Mme Stanford ne cilla pas.

— C’est complètement exclu, dit-elle d’une voix égale. Jim avait une vie sans histoire et sans mystère, je vous l’ai dit. Il avait près de cinquante ans, vous savez…

Malko eut envie de dire « justement ». Ce n’eut pas été diplomate.

— Je crois que Jim est mort, conclut Mme Stanford. C’est terrible, mais il faut regarder la vérité en face.

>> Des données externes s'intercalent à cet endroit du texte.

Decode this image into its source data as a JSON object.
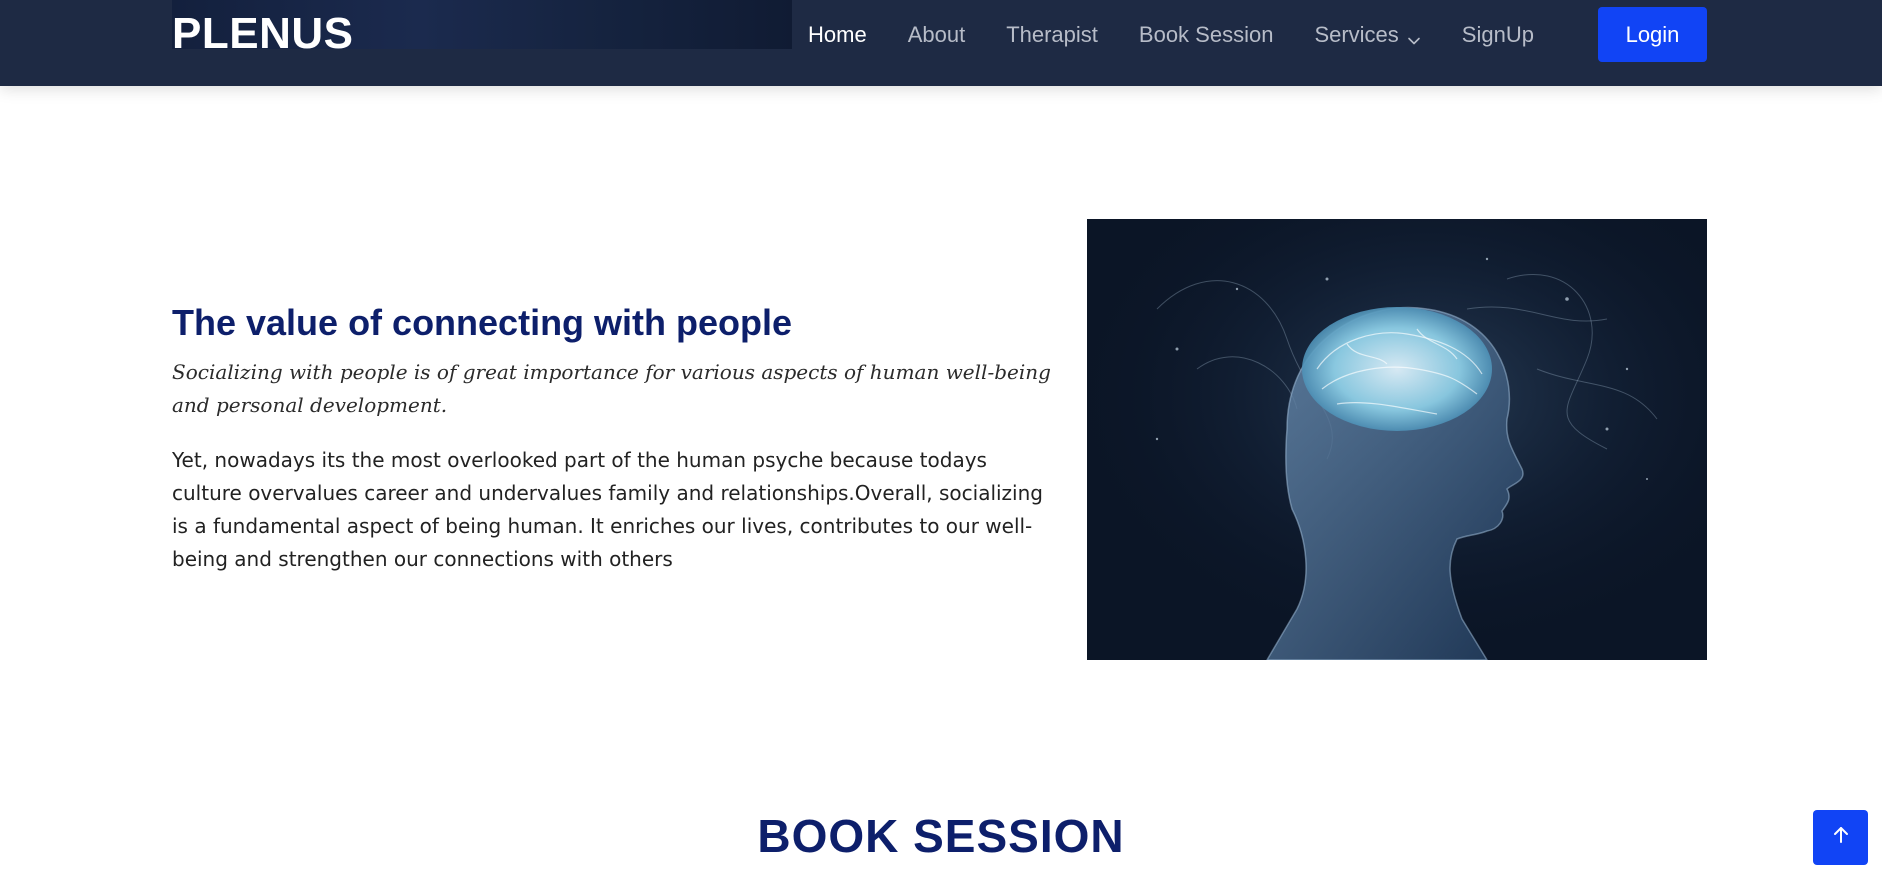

Peut-être même ne retrouvera-t-on jamais son corps.

Malko leva la tête : les yeux en amande étaient plongés dans ses yeux dorés, avec une expression indéfinissable. Quelque chose dans l’attitude de son hôtesse avait changé. Sans qu’elle ait bougé d’un centimètre. Un abandon imperceptible détendait son corps. La ligne des cuisses moulées par le chong-seam semblait frémir tout en restant immobile. Le perroquet voleta lourdement jusqu’au fond de la pièce et ne bougea plus.

L’atmosphère de la pièce silencieuse s’était chargée d’électricité. Tout à coup, Malko fut certain que cette femme mentait. Qu’en ce moment elle était prête à n’importe quoi pour détourner son esprit de ce qui l’avait amené là. Qu’elle s’offrait avec infiniment de réserve et d’intelligence, mais qu’elle s’offrait quand même. Apparemment sans raison. Il y eut quelques secondes de tension muette, puis elle se leva, avec beaucoup de grâce. Les yeux noirs traversèrent Malko d’un regard aigu.

— Je suis à votre disposition, prince Malko. Mais je dois m’occuper des affaires de mon mari. Avertissez-moi, si vous apprenez quelque chose.

L’entretien était terminé. Malko s’inclina sur la main de sa belle hôtesse, notant la minceur des hanches, avec deux os qui saillaient légèrement sous la soie. Un parfum très discret émanait de tout son corps. Il se demanda ce qui pouvait faire vibrer une telle femme.